Wednesday, February 22, 2012

MARS FT: here at last!

425 millions committed to acquire 4 MARS Fleet Tankers to replace the current ancient, single-hulled tankers of the RFA. Better than expected, since it was widely anticipated that the order would only be for two vessels, with two options for subsequent orders of 2 more in a 2+1+1 fashion. 
True, once MARS FT had to deliver 6 tankers, but it was a whole different time, and the fleet was much more consistent than today. Sadly, because it is another reminder of the massive shrinkage suffered in the years. 

The winning bidder has been selected in Daewoo Shipbuilding and Marine Engineering (DSME), South Korea. DSME will build the four hulls, which will be kitted out by british companies, which will get some 150 million pounds in orders, comprising, according to the MOD

- £90m on UK contracts for the provision of key equipment, systems, design and support services. The winning design is being provided by UK company BMT Defence Services 

- £60m investment in the UK from customisation, trials and specialist engineering support.

The MARS tankers are described as being more than 200 meters long, displacing 37.000 tons and fitted with helicopter facilities, consisting of flight deck and hangar for a Merlin helicopter. The first vessel will be in service by 2016, with the others entering service at yearly intervals. Details of the design are available from BMT here.
The MARS FT design is an adaptation of the Aegir 26 design, slightly enlarged. The Aegir 26, shorter than 200 meters long, has a capacity of 24.000 cubic meters of fluids. They are also likely to have some significant space for solid stores, as even the much smaller Aegir 18 type has a 400 cubic meters hold.  
Propulsion will be entirely Diesel, on two shafts.
BAE should be involved as well to some degree, since BMT, DSME and BAE teamed up for pursuing the MARS FT contract back in 2008

Apart from the abeam RAS and refueling stations, MARS FT will be fitted for, but not with a stern fuel delivery reel.

In terms of solid RAS capability, the MARS FT will be able to move pallets weighting 2 tons.
This means that Rolls Royce will have to wait to provide its latest Replenishment At Sea system, capable of moving pallets of 5 tons each (compared to 2 tons now). The Rolls Royce RAS kit has already been ordered for installation in a new land training facility being built for the RN at  HMS Raleight base and including simulacres of both a Type 23 frigate and a Type 45 destroyer's RAS stations, to enable high-fidelity training. 
The aim of the new RAS system is to be able to transfer up to 25 five-tonne pallets/loads per hour while two ships are steaming no more than 50 metres (165ft) apart, travelling at 10kts, by day and night, in all but the most extreme weather conditions.
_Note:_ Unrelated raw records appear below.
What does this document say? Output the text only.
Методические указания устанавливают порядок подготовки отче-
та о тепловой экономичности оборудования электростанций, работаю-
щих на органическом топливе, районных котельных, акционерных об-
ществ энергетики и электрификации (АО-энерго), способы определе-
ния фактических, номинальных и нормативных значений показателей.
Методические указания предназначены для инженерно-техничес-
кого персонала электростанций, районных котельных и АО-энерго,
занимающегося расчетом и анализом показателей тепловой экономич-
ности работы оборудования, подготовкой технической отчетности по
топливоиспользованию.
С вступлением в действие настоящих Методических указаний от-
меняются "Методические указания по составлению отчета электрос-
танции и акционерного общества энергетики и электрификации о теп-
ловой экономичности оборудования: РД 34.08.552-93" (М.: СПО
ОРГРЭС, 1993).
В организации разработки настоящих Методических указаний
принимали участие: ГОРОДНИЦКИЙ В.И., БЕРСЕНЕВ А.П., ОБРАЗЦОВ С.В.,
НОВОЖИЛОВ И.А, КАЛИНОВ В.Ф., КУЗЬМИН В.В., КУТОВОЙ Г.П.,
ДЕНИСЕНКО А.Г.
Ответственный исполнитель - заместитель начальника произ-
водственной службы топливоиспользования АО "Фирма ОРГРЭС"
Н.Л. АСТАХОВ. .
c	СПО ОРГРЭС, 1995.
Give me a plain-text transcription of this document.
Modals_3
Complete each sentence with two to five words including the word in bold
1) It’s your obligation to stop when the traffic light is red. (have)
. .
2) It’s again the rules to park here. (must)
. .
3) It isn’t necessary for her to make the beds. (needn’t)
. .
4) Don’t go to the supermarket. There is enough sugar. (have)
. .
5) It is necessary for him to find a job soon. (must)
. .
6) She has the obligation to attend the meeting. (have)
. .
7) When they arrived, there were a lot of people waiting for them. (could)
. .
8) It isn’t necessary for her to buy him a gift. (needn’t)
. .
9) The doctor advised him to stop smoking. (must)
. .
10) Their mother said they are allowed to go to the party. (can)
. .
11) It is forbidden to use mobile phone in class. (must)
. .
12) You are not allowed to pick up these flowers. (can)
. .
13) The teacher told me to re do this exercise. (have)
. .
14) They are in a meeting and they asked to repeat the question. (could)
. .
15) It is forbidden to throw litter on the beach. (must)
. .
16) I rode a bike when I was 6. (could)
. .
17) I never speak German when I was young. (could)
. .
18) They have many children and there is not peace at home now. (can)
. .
This new RAS system will be central to the future part of MARS, the Solid Support program which is to deliver solid replenishers to replace the "Fort I class", but this is still relatively far away in time (the "Fort I" class includes Fort Rosalie and Fort Austin. The latter was put in reserve and mothballed in 2009, but following the SDSR it is being re-activated and entered port for refit in late may last year at Birkenhead. Both will carry on into the 2020s). 

Unless there are changes announced in the future (entirely possible) it seems that for the tankers two tons are judged sufficient. The MARS FT will mostly only supply pallets of supplies, principally food, and drums of lubricant oils. Like the Wave Class, they are to carry a variety of loads, including 8 20'' containers for food pallets. 
They will have a crew of 63 and accommodation for a further 46 men. In the BMT image they are shown rather heavily armed (2 x Phalanx CIWS and 2 DS30 30 mm gun mounts are visible) but of course, the CIWS will be "fitted for but not with", as with the Waves. 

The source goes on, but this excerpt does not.